The friendship and mentoring from Adams guided and motivated him until Adams died.
A few weeks later during the summer of 1983 he got his first break, at the Chattanooga Times. The next year he was part of the International Olympic Press Pool covering the 1984 Summer Olympics in Los Los Angeles
In 1985 Paganelli moved to Washington, District of Columbia, to work for Agence France Presse. After working there for seven months, and tired of the poor treatment given to photographers at that news agency, he decided never again to work for another organization as a staff photographer.
As he began a freelance career, his regular clients included the Washington Post, United States of America Today, and Reuters.
A couple years later he added magazines to his clietele, starting with Forbes. Since then his photos have appeared on the covers and inside pages of Sports Illustrated, Life, Time, People, Newsweek, Business Week, Bloomberg, Der Stern, Der Spiegel, Entertainment Weekly, Vibe, and Readers Digest. One of the highlights of his career is a photograph he took of Cal Ripken Junior after he broke Lou Gehrig"s record for the most consecutive games played which became the cover for Sports Illustrated in 1995.
In the summer of 2011 one of his images was selected for exhibition in the Art of Photography Show in San Diego.
On the summer of 2012 Paganelli was invited for a photo show in Street St.
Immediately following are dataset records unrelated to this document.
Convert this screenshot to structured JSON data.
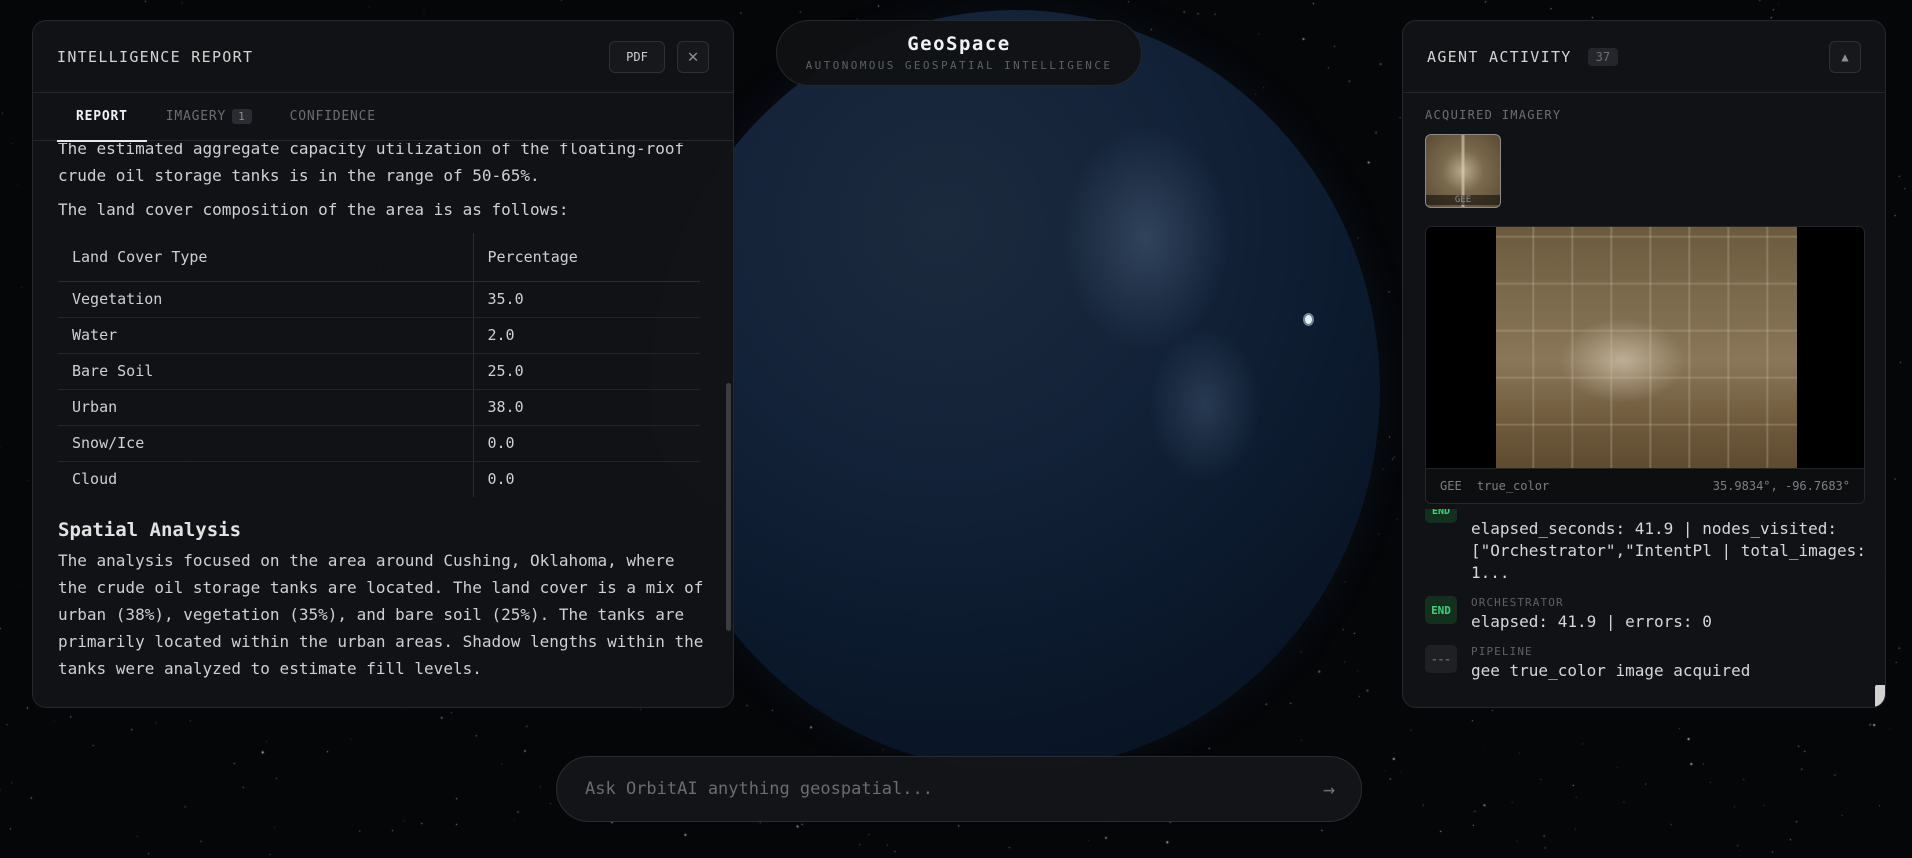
{
  "header": {
    "brand": "GeoSpace",
    "tagline": "AUTONOMOUS GEOSPATIAL INTELLIGENCE"
  },
  "report_panel": {
    "title": "INTELLIGENCE REPORT",
    "pdf_label": "PDF",
    "close_icon": "close-icon",
    "tabs": [
      {
        "label": "REPORT",
        "badge": ""
      },
      {
        "label": "IMAGERY",
        "badge": "1"
      },
      {
        "label": "CONFIDENCE",
        "badge": ""
      }
    ],
    "intro_text": "The estimated aggregate capacity utilization of the floating-roof crude oil storage tanks is in the range of 50-65%.",
    "land_cover_intro": "The land cover composition of the area is as follows:",
    "land_cover_table": {
      "headers": [
        "Land Cover Type",
        "Percentage"
      ],
      "rows": [
        [
          "Vegetation",
          "35.0"
        ],
        [
          "Water",
          "2.0"
        ],
        [
          "Bare Soil",
          "25.0"
        ],
        [
          "Urban",
          "38.0"
        ],
        [
          "Snow/Ice",
          "0.0"
        ],
        [
          "Cloud",
          "0.0"
        ]
      ]
    },
    "section_heading": "Spatial Analysis",
    "section_text": "The analysis focused on the area around Cushing, Oklahoma, where the crude oil storage tanks are located. The land cover is a mix of urban (38%), vegetation (35%), and bare soil (25%). The tanks are primarily located within the urban areas. Shadow lengths within the tanks were analyzed to estimate fill levels."
  },
  "activity_panel": {
    "title": "AGENT ACTIVITY",
    "count": "37",
    "collapse_icon": "triangle-up-icon",
    "acquired_label": "ACQUIRED IMAGERY",
    "thumb_label": "GEE",
    "viewer": {
      "source": "GEE",
      "product": "true_color",
      "coords": "35.9834°, -96.7683°"
    },
    "logs": [
      {
        "chip": "END",
        "meta": "",
        "text": "elapsed_seconds: 41.9 | nodes_visited: [\"Orchestrator\",\"IntentPl | total_images: 1..."
      },
      {
        "chip": "END",
        "meta": "ORCHESTRATOR",
        "text": "elapsed: 41.9 | errors: 0"
      },
      {
        "chip": "---",
        "meta": "PIPELINE",
        "text": "gee true_color image acquired"
      }
    ]
  },
  "query": {
    "placeholder": "Ask OrbitAI anything geospatial...",
    "send_icon": "arrow-right-icon"
  },
  "colors": {
    "background": "#050608",
    "panel": "#121316",
    "accent_green": "#3fd07a",
    "globe": "#0c1a2e"
  }
}
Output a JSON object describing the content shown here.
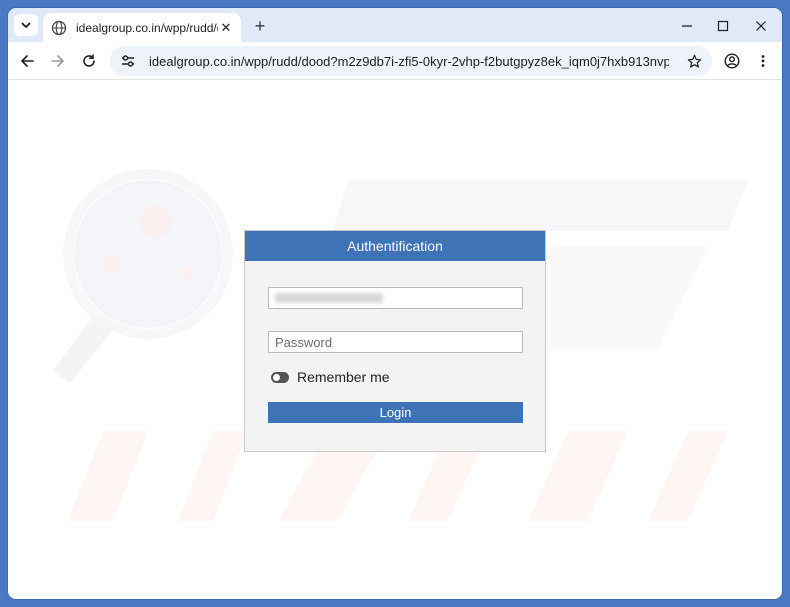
{
  "browser": {
    "tab": {
      "title": "idealgroup.co.in/wpp/rudd/dood",
      "close_glyph": "✕"
    },
    "new_tab_glyph": "+",
    "address_bar": {
      "url": "idealgroup.co.in/wpp/rudd/dood?m2z9db7i-zfi5-0kyr-2vhp-f2butgpyz8ek_iqm0j7hxb913nvpdz45..."
    },
    "icons": {
      "tab_search": "chevron-down-icon",
      "favicon": "globe-icon",
      "back": "arrow-left-icon",
      "forward": "arrow-right-icon",
      "reload": "reload-icon",
      "site_info": "tune-icon",
      "bookmark": "star-icon",
      "profile": "account-icon",
      "menu": "kebab-menu-icon",
      "minimize": "minimize-icon",
      "maximize": "maximize-icon",
      "close": "close-icon"
    }
  },
  "login_form": {
    "title": "Authentification",
    "username_value": "",
    "password_placeholder": "Password",
    "remember_label": "Remember me",
    "login_label": "Login"
  },
  "colors": {
    "accent": "#3f73b8",
    "titlebar": "#dfe9f8",
    "desktop": "#4a79c4"
  }
}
Petersburg, Russia, of his Black Cowboys documentary at the prestigious Manege Museum during the Photo Vernissage 2012. He also gave a few television and radios interviews to Russian stations.
In addition to his work for magazines and advertising, Paganelli has also engaged in various independent projects. Cuba documentary
In the late 1980s he was one of the few United States photographers to visit Cuba.
This work culminated in his first exhibit in 1995, which earned him a fellowship award from the Virginia Commission for the Arts.
Frank Van Riper reviewed the exhibit for the Washington Post and wrote that "Manuello Paganelli’s Cuban photographs are a brilliant window on a land and people too long hidden from North American eyes. Working in the tradition of Cartier-Bresson and Robert Frank, Paganelli brings an artist’s eyes and a native son’s sensibility to his superb photographs." In an interview by the Richmond Times Dispatch at the opening of his Cuba photo exhibit, Paganelli talks about meeting and photographing Gregorio Fuentes, whom Ernest Hemingway used as a model for The Old Manitoba and the Sea. In the same interview Paganelli talks about finding his long-lost family which was separated in 1959 after the Cuban revolution.
Black cowboys documentary
In the early 1990s he started work on his Black Cowboys series, sponsored by Emerge magazine.
In March 2009 this work was featured at The Annenberg Space for Photography. Fine arts nudes
In the mid-1990s he commenced to shoot female nude figures.
As with his black and white documentaries, this work was done with black and white film which he processed and printed himself in his darkroom.